Device number 4. Pediatric feeding tubes.
Device. Pediatric feeding tubes. Some pediatric patients are fed through a feeding tube that delivers semi‑liquid food (puréed vegetables, for example) into the patient’s upper GI tract without the need for the patient to swallow. The food passes from a food reservoir through what can be called the “reservoir tubing.” The reservoir tubing, in turn, is connected to the patient's feeding tube through a connector that temporarily locks the two tubes together during a feeding.
The issue for the FDA. The typical semi‑liquid food contains materials that are clearly unsuitable for intravenous administration, and therein lies the problem. The reservoir tubings made by some manufacturers have connectors that may accidentally be joined to a patient’s intravenous tubing. When that happens, the passage of the semi‑liquid food directly into the patient’s blood stream is immediately harmful and may be fatal. The solution to this problem is obvious: a requirement by the FDA that feeding tubes have connectors that are incompatible with the connectors used on intravenous tubing.
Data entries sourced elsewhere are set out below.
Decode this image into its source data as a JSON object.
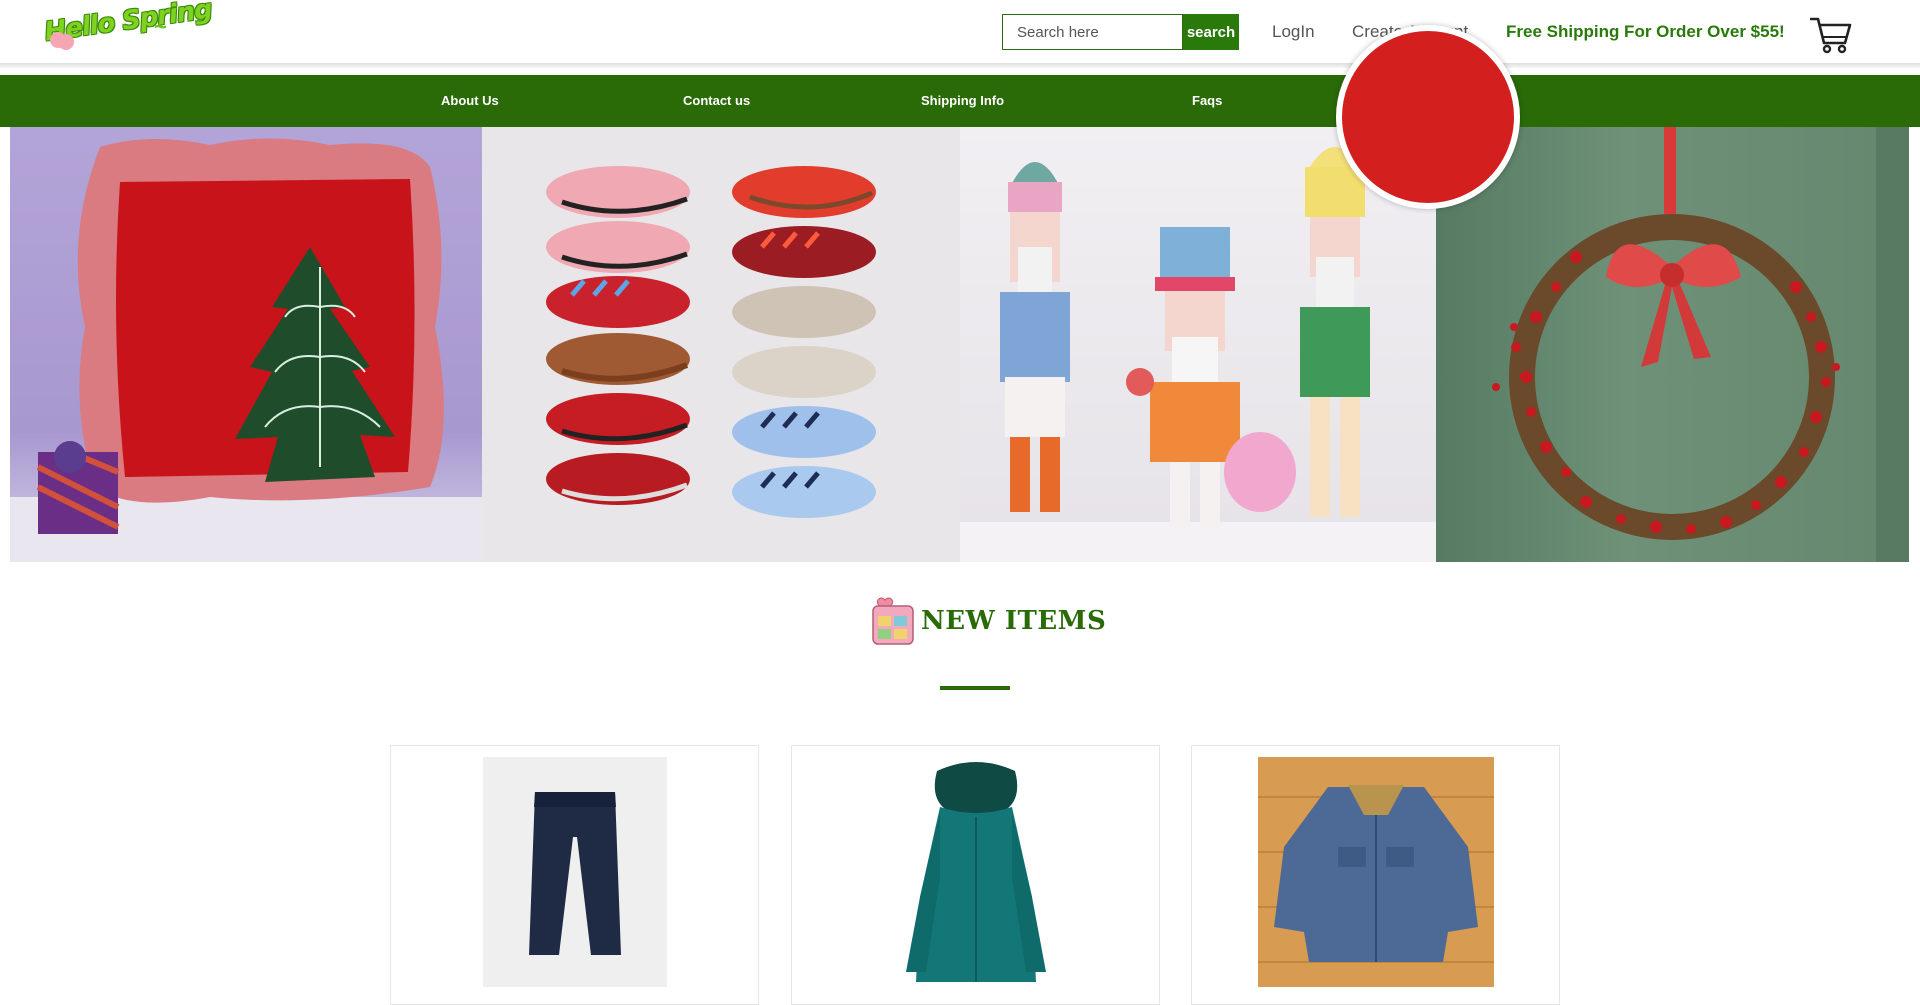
{
  "header": {
    "logo_text": "Hello Spring",
    "search_placeholder": "Search here",
    "search_button": "search",
    "login": "LogIn",
    "create_account": "Create Account",
    "shipping_note": "Free Shipping For Order Over $55!",
    "cart_icon": "cart-icon"
  },
  "nav": {
    "items": [
      "About Us",
      "Contact us",
      "Shipping Info",
      "Faqs"
    ]
  },
  "hero": {
    "panels": [
      "pillow-and-tree-cushion",
      "sneakers-grid",
      "nutcrackers",
      "berry-wreath"
    ],
    "badge_color": "#d41f1f"
  },
  "new_items": {
    "title": "NEW ITEMS",
    "products": [
      "dark-denim-jeans",
      "teal-puffer-coat",
      "denim-sherpa-jacket"
    ]
  },
  "colors": {
    "brand_green": "#2a6b08",
    "accent_green": "#2a7a0b",
    "logo_green": "#7ed321"
  }
}
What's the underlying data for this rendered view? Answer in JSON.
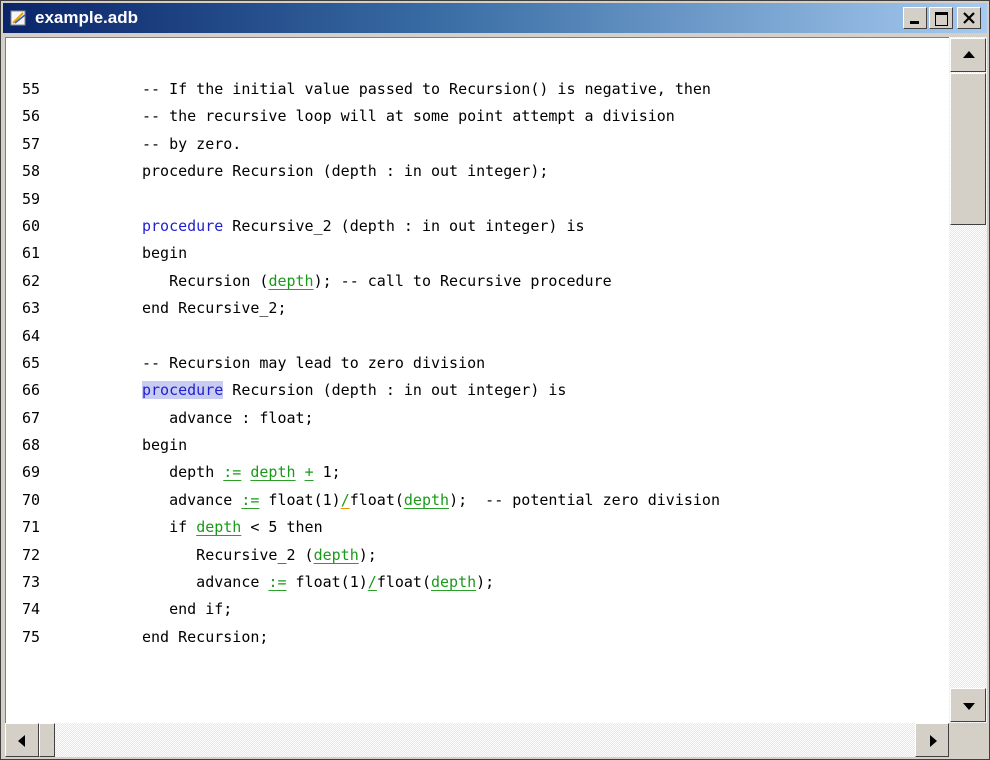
{
  "window": {
    "title": "example.adb"
  },
  "icons": {
    "app": "file-icon",
    "minimize": "minimize-icon",
    "maximize": "maximize-icon",
    "close": "close-icon"
  },
  "lines": [
    {
      "n": "55",
      "segs": [
        {
          "t": "-- If the initial value passed to Recursion() is negative, then",
          "c": ""
        }
      ]
    },
    {
      "n": "56",
      "segs": [
        {
          "t": "-- the recursive loop will at some point attempt a division",
          "c": ""
        }
      ]
    },
    {
      "n": "57",
      "segs": [
        {
          "t": "-- by zero.",
          "c": ""
        }
      ]
    },
    {
      "n": "58",
      "segs": [
        {
          "t": "procedure Recursion (depth : in out integer);",
          "c": ""
        }
      ]
    },
    {
      "n": "59",
      "segs": []
    },
    {
      "n": "60",
      "segs": [
        {
          "t": "procedure",
          "c": "kw"
        },
        {
          "t": " Recursive_2 (depth : in out integer) is",
          "c": ""
        }
      ]
    },
    {
      "n": "61",
      "segs": [
        {
          "t": "begin",
          "c": ""
        }
      ]
    },
    {
      "n": "62",
      "segs": [
        {
          "t": "   Recursion (",
          "c": ""
        },
        {
          "t": "depth",
          "c": "grn"
        },
        {
          "t": "); -- call to Recursive procedure",
          "c": ""
        }
      ]
    },
    {
      "n": "63",
      "segs": [
        {
          "t": "end Recursive_2;",
          "c": ""
        }
      ]
    },
    {
      "n": "64",
      "segs": []
    },
    {
      "n": "65",
      "segs": [
        {
          "t": "-- Recursion may lead to zero division",
          "c": ""
        }
      ]
    },
    {
      "n": "66",
      "segs": [
        {
          "t": "procedure",
          "c": "kw hl"
        },
        {
          "t": " Recursion (depth : in out integer) is",
          "c": ""
        }
      ]
    },
    {
      "n": "67",
      "segs": [
        {
          "t": "   advance : float;",
          "c": ""
        }
      ]
    },
    {
      "n": "68",
      "segs": [
        {
          "t": "begin",
          "c": ""
        }
      ]
    },
    {
      "n": "69",
      "segs": [
        {
          "t": "   depth ",
          "c": ""
        },
        {
          "t": ":=",
          "c": "grn"
        },
        {
          "t": " ",
          "c": ""
        },
        {
          "t": "depth",
          "c": "grn"
        },
        {
          "t": " ",
          "c": ""
        },
        {
          "t": "+",
          "c": "grn"
        },
        {
          "t": " 1;",
          "c": ""
        }
      ]
    },
    {
      "n": "70",
      "segs": [
        {
          "t": "   advance ",
          "c": ""
        },
        {
          "t": ":=",
          "c": "grn"
        },
        {
          "t": " float(1)",
          "c": ""
        },
        {
          "t": "/",
          "c": "org"
        },
        {
          "t": "float(",
          "c": ""
        },
        {
          "t": "depth",
          "c": "grn"
        },
        {
          "t": ");  -- potential zero division",
          "c": ""
        }
      ]
    },
    {
      "n": "71",
      "segs": [
        {
          "t": "   if ",
          "c": ""
        },
        {
          "t": "depth",
          "c": "grn"
        },
        {
          "t": " < 5 then",
          "c": ""
        }
      ]
    },
    {
      "n": "72",
      "segs": [
        {
          "t": "      Recursive_2 (",
          "c": ""
        },
        {
          "t": "depth",
          "c": "grn"
        },
        {
          "t": ");",
          "c": ""
        }
      ]
    },
    {
      "n": "73",
      "segs": [
        {
          "t": "      advance ",
          "c": ""
        },
        {
          "t": ":=",
          "c": "grn"
        },
        {
          "t": " float(1)",
          "c": ""
        },
        {
          "t": "/",
          "c": "grn"
        },
        {
          "t": "float(",
          "c": ""
        },
        {
          "t": "depth",
          "c": "grn"
        },
        {
          "t": ");",
          "c": ""
        }
      ]
    },
    {
      "n": "74",
      "segs": [
        {
          "t": "   end if;",
          "c": ""
        }
      ]
    },
    {
      "n": "75",
      "segs": [
        {
          "t": "end Recursion;",
          "c": ""
        }
      ]
    }
  ]
}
In August 2009 a manufacturer requested clearance (through a 510(k) request) for a feeding tube that had a connector of a standard type used with intravenous tubing. The FDA cleared the device for marketing in May 2010 despite the conclusion of the FDA’s pediatrician and other reviewers that this feeding tube could lead to serious injury or death.
During the review of this device there was tampering with the Administrative File. Specifically, the review memorandum from the FDA’s pediatrician was excluded from the Administrative File, and a description of his consulting was erased from the electronic records.
* * *
More on CAD breast cancer detection devices: The FDA's low standards of approval
To this day there is uncertainty over the efficacy and safety of these devices. This is the subject of an article this month in Archives of Internal Medicine, "A Call for Evidence of Benefits Outweighing Harms Before Implementing New Technologies," by Karla Kerlikowske (June 14, 2010).
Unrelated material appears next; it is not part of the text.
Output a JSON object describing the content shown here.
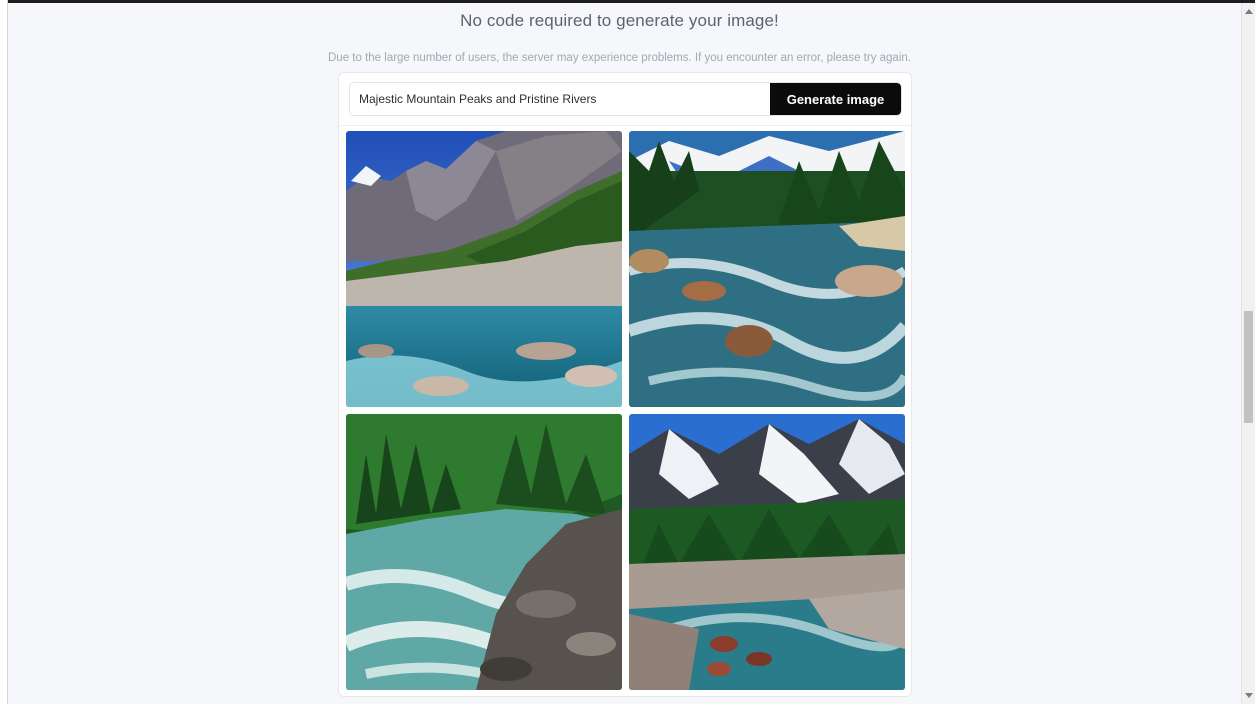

A crucial determination -- the value or lack of value of CAD devices for breast cancer detection – was not established by adequate data when the FDA first approved these devices, and it has still not been established:
Although it has been 12 years since the FDA approved CAD, there is not agreement on whether there is benefit in CAD use when interpreting mammography. . . .
In the eyes of some in the medical community, the FDA itself has not been sufficiently skeptical about the value of devices such as the CAD breast cancer detection device:
Health care providers and individuals cannot presume that newer technologies are better than existing ones without actual data to that effect. Health care providers should not adopt new technologies without first demanding scientific evidence beyond that required for FDA approval. . . .
Physicians and scientists in CDRH who, as reviewers of a device, insist on adequate data before approving the device for marketing should be rewarded for their efforts, not overruled and subjected to retaliation. The problem is not within the FDA alone. The Inspector General bears a large part of the responsibility. The OIG’s Investigative Memorandum of February 4, 2010, if allowed to stand, ensures that current practices within CDRH will continue.